Lyme disease is a bacterial infection transmitted through the bite of an infected black-legged tick (including eastern and western black-legged ticks). Infected dogs may show signs such as shifting-leg lameness, fever, lethargy and loss of appetite, although the majority of infected dogs show no signs at all. Lyme disease can lead to systemic complications including renal disease.
People and other pets in your household can’t catch Lyme disease directly from an infected dog. However, infected dogs do indicate that there are infected ticks in the area that may transmit the infection to other household members.
Year-round tick control and vaccination can help safeguard your dog.
Within any geographic area, there are likely several different species of ticks and each tick can harbor more than one disease-causing agent. Some species of ticks can also be active during the winter. While it helps to limit your dog’s exposure to ticks by avoiding tall grass and wooded areas, this approach may not always be feasible. That’s why CAPC recommends year-round tick control and regular screening tests for dogs. Also, don’t forget that cats can get ticks and there are important tick-borne pathogens of cats (e.g., cytauxzoonosis).

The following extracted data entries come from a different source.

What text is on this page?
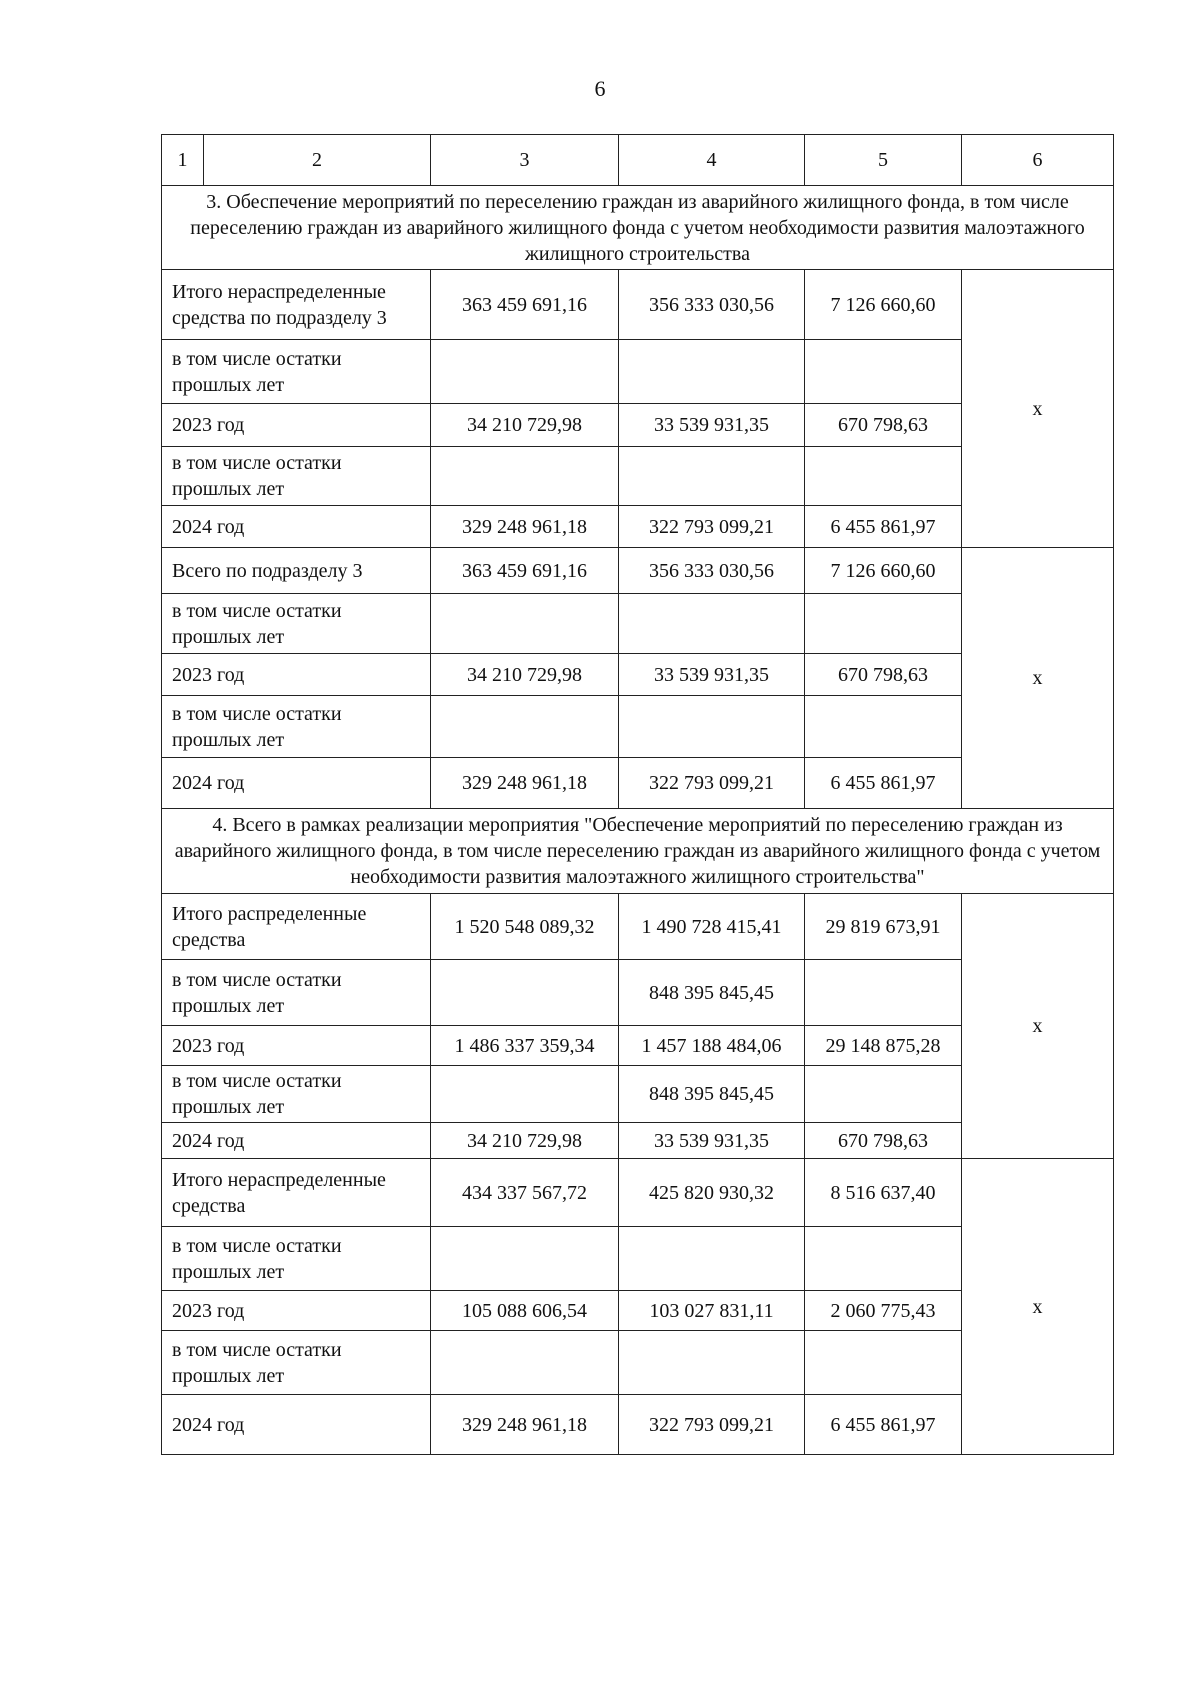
6
1	2	3	4	5	6
3. Обеспечение мероприятий по переселению граждан из аварийного жилищного фонда, в том числе переселению граждан из аварийного жилищного фонда с учетом необходимости развития малоэтажного жилищного строительства					
Итого нераспределенные средства по подразделу 3		363 459 691,16	356 333 030,56	7 126 660,60	х
в том числе остатки прошлых лет					
2023 год		34 210 729,98	33 539 931,35	670 798,63	
в том числе остатки прошлых лет					
2024 год		329 248 961,18	322 793 099,21	6 455 861,97	
Всего по подразделу 3		363 459 691,16	356 333 030,56	7 126 660,60	х
в том числе остатки прошлых лет					
2023 год		34 210 729,98	33 539 931,35	670 798,63	
в том числе остатки прошлых лет					
2024 год		329 248 961,18	322 793 099,21	6 455 861,97	
4. Всего в рамках реализации мероприятия "Обеспечение мероприятий по переселению граждан из аварийного жилищного фонда, в том числе переселению граждан из аварийного жилищного фонда с учетом необходимости развития малоэтажного жилищного строительства"					
Итого распределенные средства		1 520 548 089,32	1 490 728 415,41	29 819 673,91	х
в том числе остатки прошлых лет			848 395 845,45		
2023 год		1 486 337 359,34	1 457 188 484,06	29 148 875,28	
в том числе остатки прошлых лет			848 395 845,45		
2024 год		34 210 729,98	33 539 931,35	670 798,63	
Итого нераспределенные средства		434 337 567,72	425 820 930,32	8 516 637,40	х
в том числе остатки прошлых лет					
2023 год		105 088 606,54	103 027 831,11	2 060 775,43	
в том числе остатки прошлых лет					
2024 год		329 248 961,18	322 793 099,21	6 455 861,97	
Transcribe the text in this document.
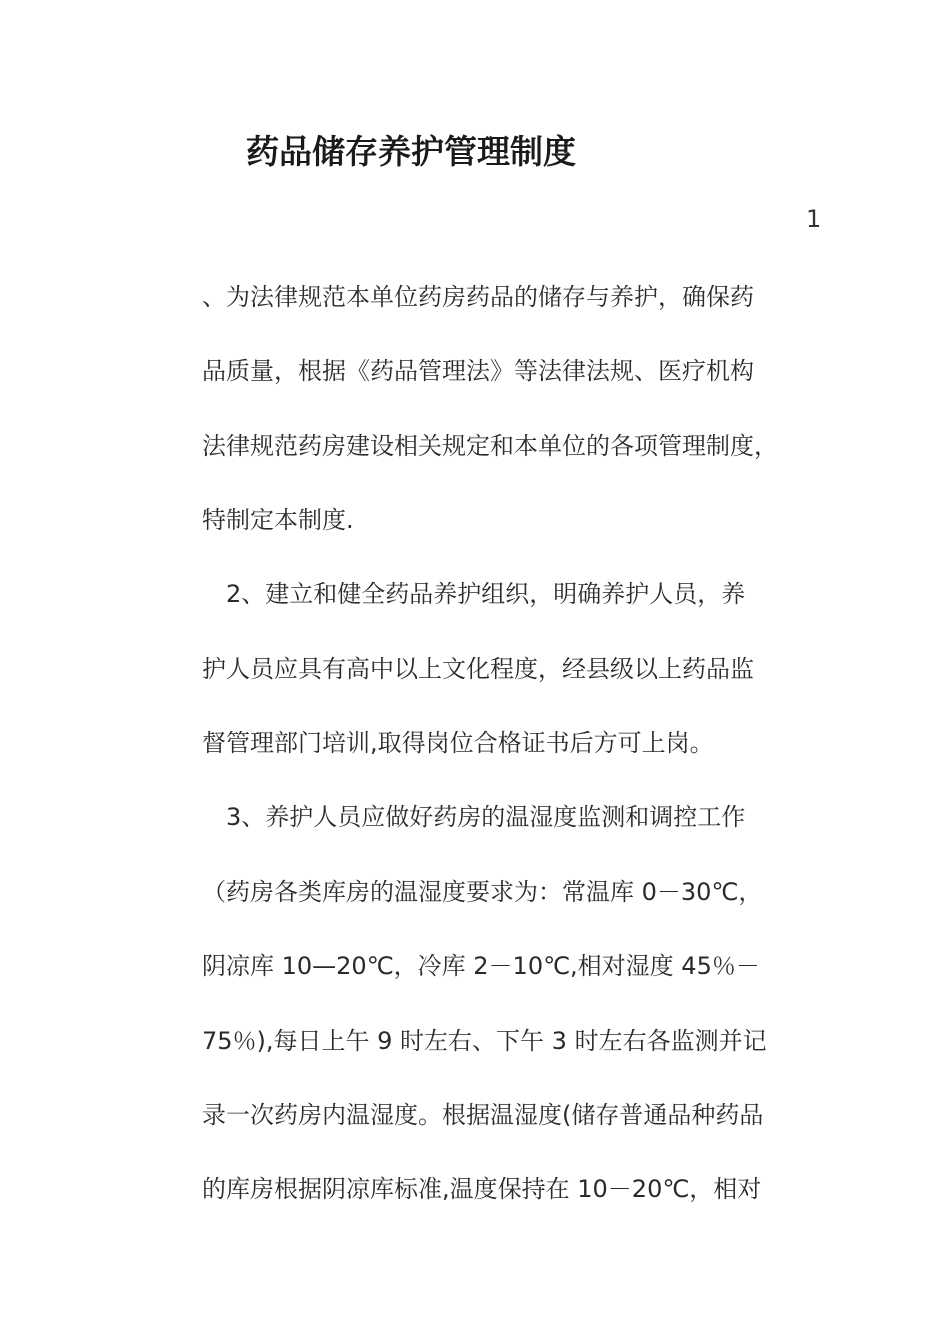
药品储存养护管理制度
1
、为法律规范本单位药房药品的储存与养护，确保药
品质量，根据《药品管理法》等法律法规、医疗机构
法律规范药房建设相关规定和本单位的各项管理制度，
特制定本制度.
　2、建立和健全药品养护组织，明确养护人员，养
护人员应具有高中以上文化程度，经县级以上药品监
督管理部门培训,取得岗位合格证书后方可上岗。
　3、养护人员应做好药房的温湿度监测和调控工作
（药房各类库房的温湿度要求为：常温库 0－30℃，
阴凉库 10—20℃，冷库 2－10℃,相对湿度 45％－
75％),每日上午 9 时左右、下午 3 时左右各监测并记
录一次药房内温湿度。根据温湿度(储存普通品种药品
的库房根据阴凉库标准,温度保持在 10－20℃，相对
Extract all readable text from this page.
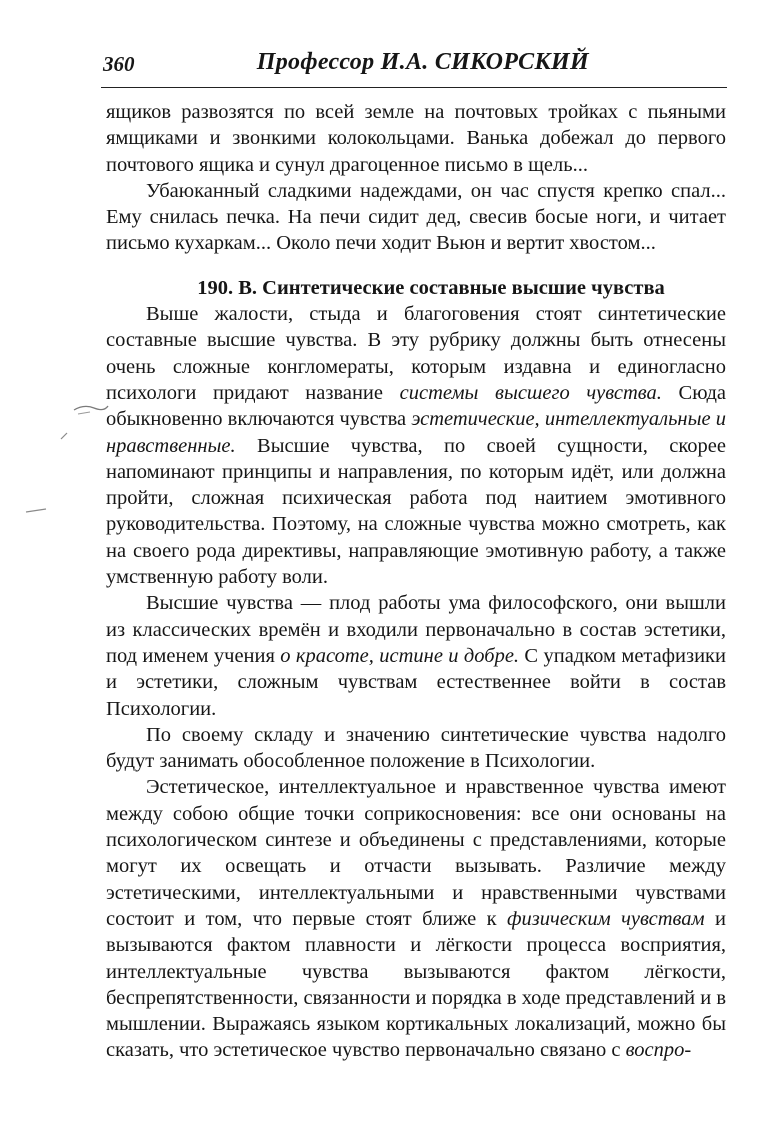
360	Профессор И.А. СИКОРСКИЙ

ящиков развозятся по всей земле на почтовых тройках с пьяными ямщиками и звонкими колокольцами. Ванька добежал до первого почтового ящика и сунул драгоценное письмо в щель...

Убаюканный сладкими надеждами, он час спустя крепко спал... Ему снилась печка. На печи сидит дед, свесив босые ноги, и читает письмо кухаркам... Около печи ходит Вьюн и вертит хвостом...

190. В. Синтетические составные высшие чувства

Выше жалости, стыда и благоговения стоят синтетические составные высшие чувства. В эту рубрику должны быть отнесены очень сложные конгломераты, которым издавна и единогласно психологи придают название системы высшего чувства. Сюда обыкновенно включаются чувства эстетические, интеллектуальные и нравственные. Высшие чувства, по своей сущности, скорее напоминают принципы и направления, по которым идёт, или должна пройти, сложная психическая работа под наитием эмотивного руководительства. Поэтому, на сложные чувства можно смотреть, как на своего рода директивы, направляющие эмотивную работу, а также умственную работу воли.

Высшие чувства — плод работы ума философского, они вышли из классических времён и входили первоначально в состав эстетики, под именем учения о красоте, истине и добре. С упадком метафизики и эстетики, сложным чувствам естественнее войти в состав Психологии.

По своему складу и значению синтетические чувства надолго будут занимать обособленное положение в Психологии.

Эстетическое, интеллектуальное и нравственное чувства имеют между собою общие точки соприкосновения: все они основаны на психологическом синтезе и объединены с представлениями, которые могут их освещать и отчасти вызывать. Различие между эстетическими, интеллектуальными и нравственными чувствами состоит и том, что первые стоят ближе к физическим чувствам и вызываются фактом плавности и лёгкости процесса восприятия, интеллектуальные чувства вызываются фактом лёгкости, беспрепятственности, связанности и порядка в ходе представлений и в мышлении. Выражаясь языком кортикальных локализаций, можно бы сказать, что эстетическое чувство первоначально связано с воспро-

Keep your pets and family safe from tick-borne disease. Talk to your veterinarian about Lyme disease prevention, including year-round use of tick preventive and vaccination.
Testing for vector-borne disease
Because parasite prevalence is dynamic and ever changing, CAPC recommends all dogs be tested for Lyme disease, Anaplasmosis and Ehrlichiosis on an annual basis.
The science behind the forecasts
How are the CAPC Forecast maps constructed? Numerous factors are analyzed, including the number of positive tests for the bacterial infection and the influence of weather patterns, vegetation types, the changing distribution of wildlife that may harbor the parasite, and human population density. Leading parasitologists work in collaboration with a team of statisticians to identify regions of the country that may experience higher parasite numbers in the months ahead. While these forecasts predict the potential risk of a dog testing positive, they do not necessarily reflect clinical disease. The best source of information on parasitic disease is your local veterinarian: they are your local experts and the best provider of healthcare information for your pets.
Stay current on vector-borne disease activity in your area
To help you identify the risk for parasite infection in your geographic area, CAPC provides Parasite Prevalence Maps down to the county level. The maps report the number of dogs testing positive for infection in your area, as well as in other regions where you may travel with your pet. Parasites that affect pets and people are dynamic and ever changing, and CAPC is your trusted resource for accurate, timely information.